--On 2000-01-04 20.24 -0800, Ed Gerck <egerck(_at_)nma(_dot_)com> wrote:
The technical aspect here is that the RRP protocol documented in the
RFC proposed by NSI to the IETF is *not* what is being used by NSI
and is also *not* what should be used.
If this is your view, please let me know, as AD, what the differences and
errors are in the document.
As you say, this is the showstopper, nothing else.
The whole RRP process and many others that NSI has had (with USG,
Registrars etc) led to a protocol which NSI has designed, and one which do
(I claim) contain architectual mistakes, bugs, security flaws and what not.
The process is though completely irrelevant at this stage in time.
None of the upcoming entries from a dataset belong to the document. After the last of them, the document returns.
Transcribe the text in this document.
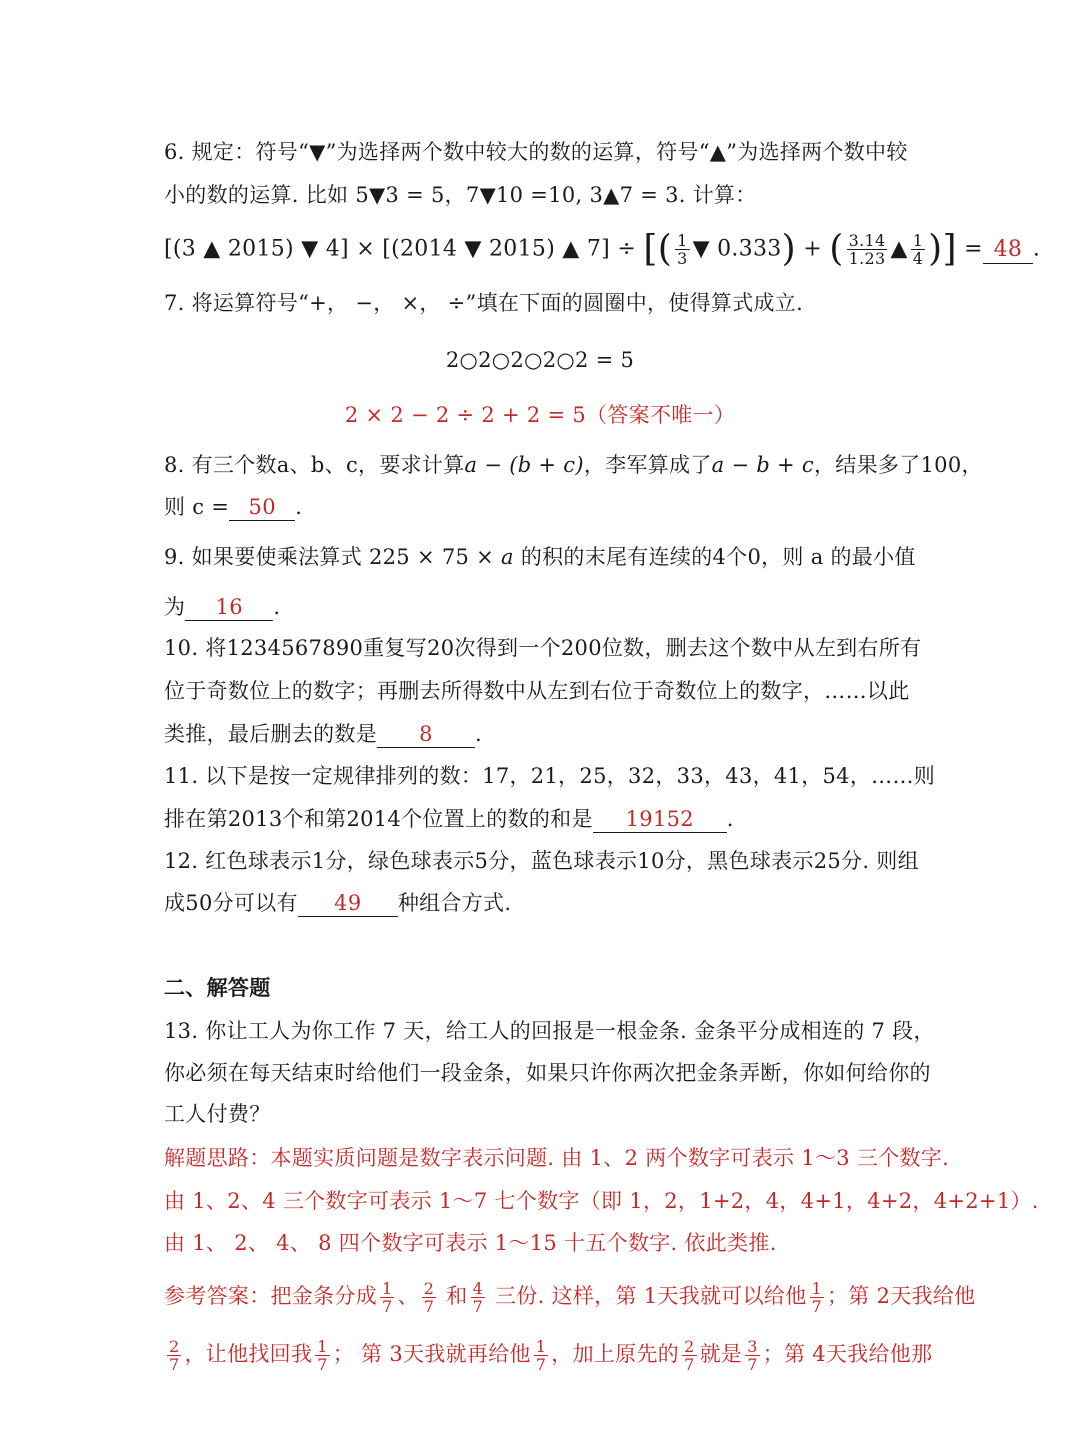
6. 规定：符号“▼”为选择两个数中较大的数的运算，符号“▲”为选择两个数中较
小的数的运算. 比如 5▼3 = 5，7▼10 =10, 3▲7 = 3. 计算：
[(3 ▲ 2015) ▼ 4] × [(2014 ▼ 2015) ▲ 7] ÷ [( $\frac{1}{3}$ ▼ 0.333) + ( $\frac{3.14}{1.23}$ ▲ $\frac{1}{4}$ )] = 48 .
7. 将运算符号“+， −， ×， ÷”填在下面的圆圈中，使得算式成立.
2○2○2○2○2 = 5
2 × 2 − 2 ÷ 2 + 2 = 5（答案不唯一）
8. 有三个数a、b、c，要求计算a − (b + c)，李军算成了a − b + c，结果多了100，
则 c = 50 .
9. 如果要使乘法算式 225 × 75 × a 的积的末尾有连续的4个0，则 a 的最小值
为 16 .
10. 将1234567890重复写20次得到一个200位数，删去这个数中从左到右所有
位于奇数位上的数字；再删去所得数中从左到右位于奇数位上的数字，……以此
类推，最后删去的数是 8 .
11. 以下是按一定规律排列的数：17，21，25，32，33，43，41，54，……则
排在第2013个和第2014个位置上的数的和是 19152 .
12. 红色球表示1分，绿色球表示5分，蓝色球表示10分，黑色球表示25分. 则组
成50分可以有 49 种组合方式.
二、解答题
13. 你让工人为你工作 7 天，给工人的回报是一根金条. 金条平分成相连的 7 段，
你必须在每天结束时给他们一段金条，如果只许你两次把金条弄断，你如何给你的
工人付费？
解题思路：本题实质问题是数字表示问题. 由 1、2 两个数字可表示 1～3 三个数字.
由 1、2、4 三个数字可表示 1～7 七个数字（即 1，2，1+2，4，4+1，4+2，4+2+1）.
由 1、 2、 4、 8 四个数字可表示 1～15 十五个数字. 依此类推.
参考答案：把金条分成 $\frac{1}{7}$ 、 $\frac{2}{7}$ 和 $\frac{4}{7}$ 三份. 这样，第 1天我就可以给他 $\frac{1}{7}$ ；第 2天我给他
$\frac{2}{7}$ ，让他找回我 $\frac{1}{7}$ ； 第 3天我就再给他 $\frac{1}{7}$ ，加上原先的 $\frac{2}{7}$ 就是 $\frac{3}{7}$ ；第 4天我给他那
Can
people _please_ try to understand that.
NSI have approached the IETF and asks for publication of an informational
RFC specifying their private Registry-Registrar protocol.
To be sure (I could, as AD, skipped this step!) that the protocol specified
is what is in use, I asked for a last call to explain exactly this.
I therefore ask for input on this last question:
- Do the specification specify the protocol which NSI is using?
All responses so far has been "yes" until I found this sentence in an email
by Ed, with no explanation at all.
I thereofore ask Ed to come with explicit references to paragraphs in the
specification which is wrong, explanation what is happening in the protocol
which is in use, and suggested new wording which explains the way the
protocol works.
Without this input, I have to ignore the mail from Ed.
All other discussions is completely irrelevant, and will be ignored.
As Paul wrote, there are some ideas (separated from this discussion) on how
to come up with _THE_ RRP which IETF endorses, and the process for that is
to ask relevant organisations to create a buissness level functional
requirement on such a protocol, and then develop the protocol in the IETF.
That work has been initiated, and I see a lot of discussions here, now,
have to do with design of a protocol, and not review of a soon-to-be
informational RFC.
Because of that, please hold your horses!
As Dave Crocker wrote, this discussion has taken just far to much bandwidth
already with irrelevant stuff.
We are neither discussing the quality of the NSI RRP, nor are we discussing
how NSI ended up with that version of the protocol.